There are two ways to think about it: first, to see if it is close to a previous location based on our estimated robot position; and second, to see if it is similar to the previous keyframe based on the appearance of the image.
At present, the mainstream method is the latter, because many scientists believe that the former relies on noise to reduce the noise position, a bit of circular argument. The latter method, in essence, is a pattern recognition problem (unsupervised clustering, classification), commonly used is Bag-of-Words (BOW). However, BOW needs to train the dictionary in advance, so SLAM researchers are still exploring whether there is a more appropriate method.
In Kinect SLAM's classic masterpiece [6], the authors used a relatively simple closed-loop approach: k randomly selected from the first n keyframes, and matched each other with the current frame. After matching, think that there is a closed loop.

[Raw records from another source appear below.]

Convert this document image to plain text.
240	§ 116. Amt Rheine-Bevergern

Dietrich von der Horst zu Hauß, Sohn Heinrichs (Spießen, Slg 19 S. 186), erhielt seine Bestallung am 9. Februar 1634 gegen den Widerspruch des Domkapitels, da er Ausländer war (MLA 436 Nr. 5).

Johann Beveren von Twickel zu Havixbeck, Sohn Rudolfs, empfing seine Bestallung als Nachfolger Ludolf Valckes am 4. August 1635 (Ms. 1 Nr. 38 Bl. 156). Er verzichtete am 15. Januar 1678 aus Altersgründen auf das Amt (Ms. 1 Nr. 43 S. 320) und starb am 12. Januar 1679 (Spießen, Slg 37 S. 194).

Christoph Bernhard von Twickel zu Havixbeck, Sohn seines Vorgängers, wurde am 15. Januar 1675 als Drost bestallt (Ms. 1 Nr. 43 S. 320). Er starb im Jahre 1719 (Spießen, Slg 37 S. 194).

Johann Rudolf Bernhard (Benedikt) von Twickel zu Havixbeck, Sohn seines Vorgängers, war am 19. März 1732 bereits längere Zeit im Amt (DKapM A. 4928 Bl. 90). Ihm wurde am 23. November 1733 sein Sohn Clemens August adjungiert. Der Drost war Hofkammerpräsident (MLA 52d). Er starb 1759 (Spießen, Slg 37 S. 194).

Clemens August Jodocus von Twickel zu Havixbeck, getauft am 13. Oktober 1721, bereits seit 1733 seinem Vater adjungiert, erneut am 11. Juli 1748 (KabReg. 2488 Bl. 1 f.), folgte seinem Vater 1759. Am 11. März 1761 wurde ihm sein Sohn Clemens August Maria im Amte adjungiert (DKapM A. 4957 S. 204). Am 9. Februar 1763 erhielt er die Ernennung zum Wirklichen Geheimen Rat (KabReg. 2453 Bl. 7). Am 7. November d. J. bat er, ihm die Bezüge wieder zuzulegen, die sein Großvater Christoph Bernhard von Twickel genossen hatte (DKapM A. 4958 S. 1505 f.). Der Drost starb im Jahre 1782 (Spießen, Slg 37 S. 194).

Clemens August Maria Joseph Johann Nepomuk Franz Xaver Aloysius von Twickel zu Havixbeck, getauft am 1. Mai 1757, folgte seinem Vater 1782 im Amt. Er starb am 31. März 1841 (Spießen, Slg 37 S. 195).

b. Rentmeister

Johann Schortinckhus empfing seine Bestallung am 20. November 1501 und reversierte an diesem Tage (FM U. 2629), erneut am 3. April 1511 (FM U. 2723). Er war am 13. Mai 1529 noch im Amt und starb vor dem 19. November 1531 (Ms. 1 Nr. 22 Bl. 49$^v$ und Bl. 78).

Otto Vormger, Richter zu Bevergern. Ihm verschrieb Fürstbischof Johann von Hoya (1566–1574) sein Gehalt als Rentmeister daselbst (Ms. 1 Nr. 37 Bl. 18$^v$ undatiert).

This is really quite simple and practical, and efficiency is decent.
Efficient closed-loop detection is the basis for the exact solution of SLAM. Researchers are also trying to use deep learning techniques to improve the accuracy of closed-loop detection. For example, the author of this article published in the Journal of Autonomous Robot Unsupervised Learning to Detect Loops Using Deep Neural Networks for Visual SLAM System uses an unsupervised deep automatic encoder from the original The learning of a compact image representation in the input image improves the robustness of the closed-loop detection compared to the traditional Bag of Word method. The method flow chart is as follows [7]:
In this paper, we introduce the basic concepts of SLAM and focus on the idea of ​​graph optimization to solve SLAM problems. The author of this article has written a SLAM program based on RGB-D camera (click to enter the github address), which is a cmake-based project under Linux.
references
[1] Visual SLAM: Why filter? Strasdat et. al., Image and Vision Computing, 2012.
[2] Divide and Conquer: EKF SLAM in O(n), Paz Lina M et al., IEEE Transaction on Robotics, 2008
[3] Relative bundle adjustment, Sibley, Gabe, 2009
[4] Bundle adjustment - a Modern Synthesis. Triggs B et. el., Springer, 2000
[5] g2o: A General Framework for Graph Optimization, Kummerle Rainer, et. al., ICRA, 2011
[6] 3-D Mapping with an RGB-D Camera, IEEE Transaction on Robotics, Endres et al., 2014
[7] Xiang Gao, Tao Zhang, Unsupervised Learning to Detect Loops Using Deep Neural Networks for Visual SLAM System, Autonomous Robot, 2015.
Lei Feng Network (search "Lei Feng Network" public number attention) Note: This article was published by the author in the deep learning lecture, reproduced please contact the authorize and retain the source and author, not to delete the content.